第44話

ダイニングテーブルには私の感覚と今ある材料でできる『休日の豪華ランチ』が並べられている。




ご飯、お味噌汁、ほうれん草のお浸し、豚肉の生姜焼き、酢の物、簡単茶碗蒸し、デザートにフルーツ寒天といったメニューだ。




本当ならお刺身とか、巻き寿司とか、お稲荷さんとか、いろいろ思うところがあったが、時間と材料を見て諦めることにした。


できる範囲で手早く作るならこれが限界な感じがしたのだ。




「簡単な感じになってしまって、ごめんなさいね。良かったら食べてみて」




私はいろいろな理由を一言にまとめ、二人に伝える。それを聞いた二人は顔を見合わせた。




「簡単なもの…ですか?この食事が?」


「そうね。私的にはそう思えるわ。そこは私の感覚だから、それより食べてみて。良かったら感想を聞かせてほしいわ」




再度、食事を勧めると二人ともフォークをとった。




残念、お箸があれば良かったのに…


口にできない思いを抱えながら私もフォークをとる。




目の前の男性達は双子のように同じ行動になっていた。




お皿からご飯を掬い目の前に掲げる。その後匂いをかぎ恐る恐る口に入れる。咀嚼する様子も同じで、私は噴き出さないように口元を引き締める事となった。それと同時に味の感想が気にかかる。


二人からの感想はまだ聞こえてこない。




次は生姜焼きだ。お肉を一枚すくい上げている。今度は目の前に掲げるだけではなく、ためつ眇めつパクリと食べた。ご飯で安心感が出たのかためらいがない。一口二口と噛みしめ飲み込む。 

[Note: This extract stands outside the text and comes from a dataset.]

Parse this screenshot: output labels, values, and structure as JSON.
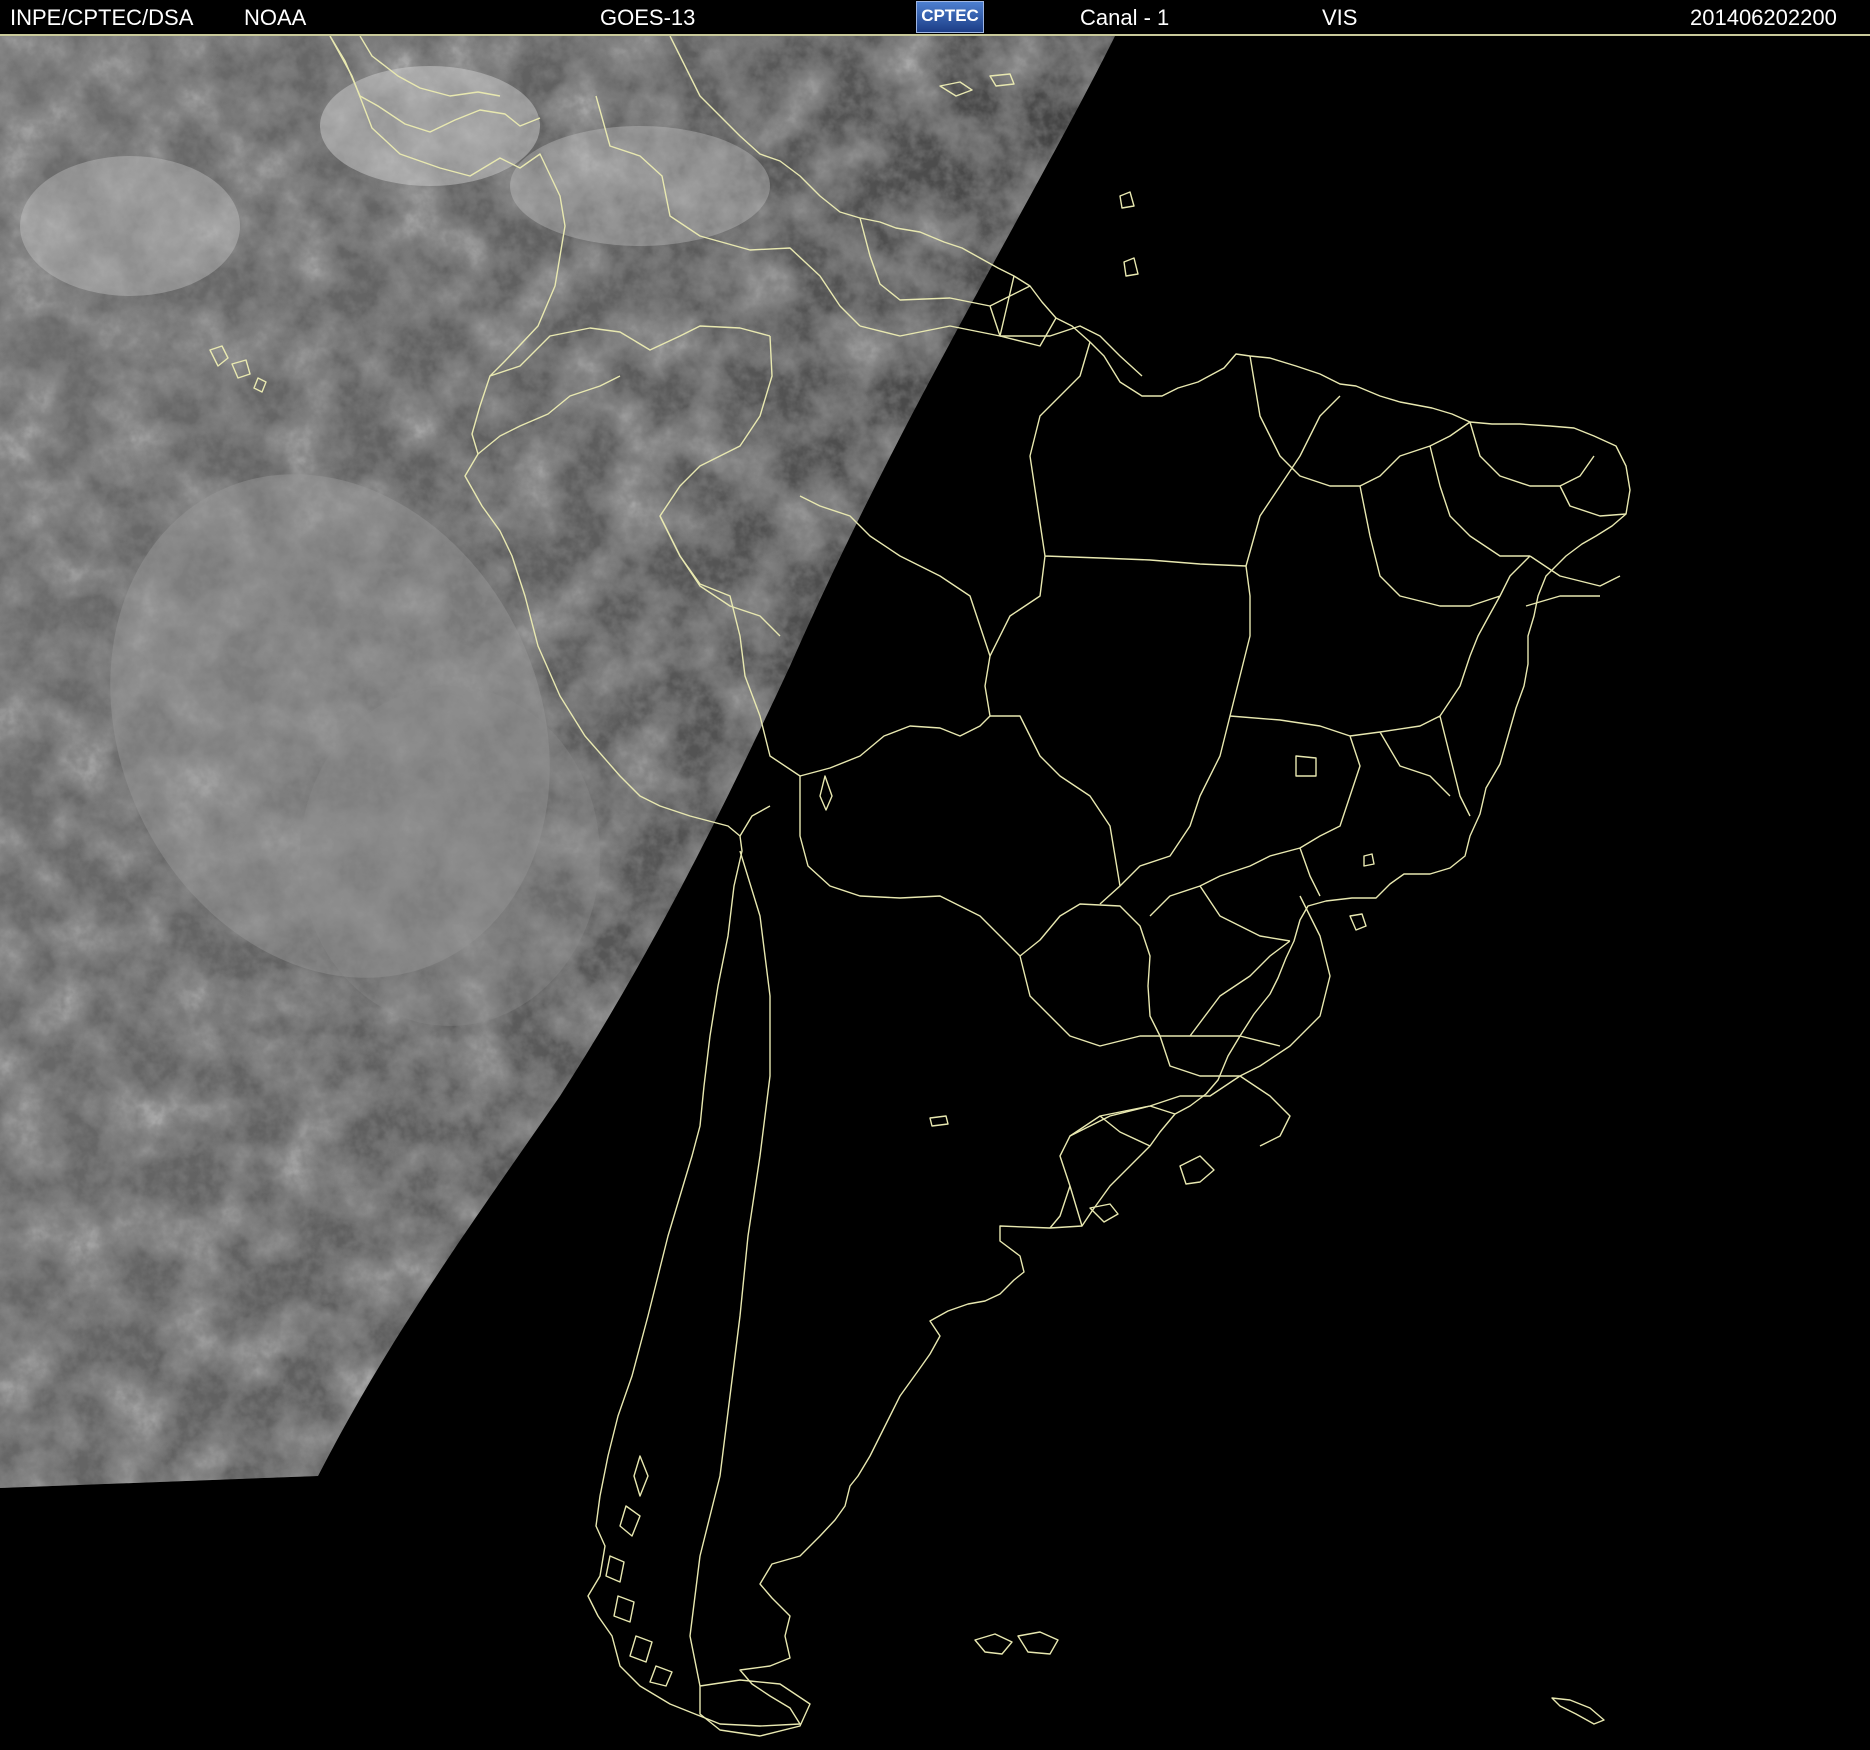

その後は無言だった。眺めることもなく、話すことに口を開くこともなく。もくもくと食べていく。お味噌汁やほうれん草のお浸しにも躊躇いがない。味わうように噛み締めてはいたがそれだけだった。その後の反応が顕著だったのは茶碗蒸しだ。


蓋を開けたときに目を見開きフォークの先で確かめるように突いていた。


スプーンの方が食べやすい、と言うつもりだったが二人とも大人だ。自分で判断するだろう。




フォークの隙間から茶碗蒸しを落としながら掬って食べ始める。始めは上品に掬っていたが、最後は諦めたのか茶碗を持って流し込むように食べる。こちらではマナー違反と言われる食べ方だ。




(大丈夫かな…他でやったら怒られると思うけど、いや、私は何も言わないけど…)




最早、言葉もない。


何か言ってよ、とも思うし視線も投げるが気づかれる様子がない。諦めの境地だ。二人が満足するまで待つ事にして、私も食事を始める。




全体的にまぁまぁの出来だが、残念なのはフルーツ寒天だ。冷やす時間がなかったのでいまいちの出来上がりになっている。下準備が足りないのでこんなものだろうだが、こんな事なら切った果物だけな方が良かったかも。と、一人反省会を脳内で繰り広げていると商人から口火が切られた。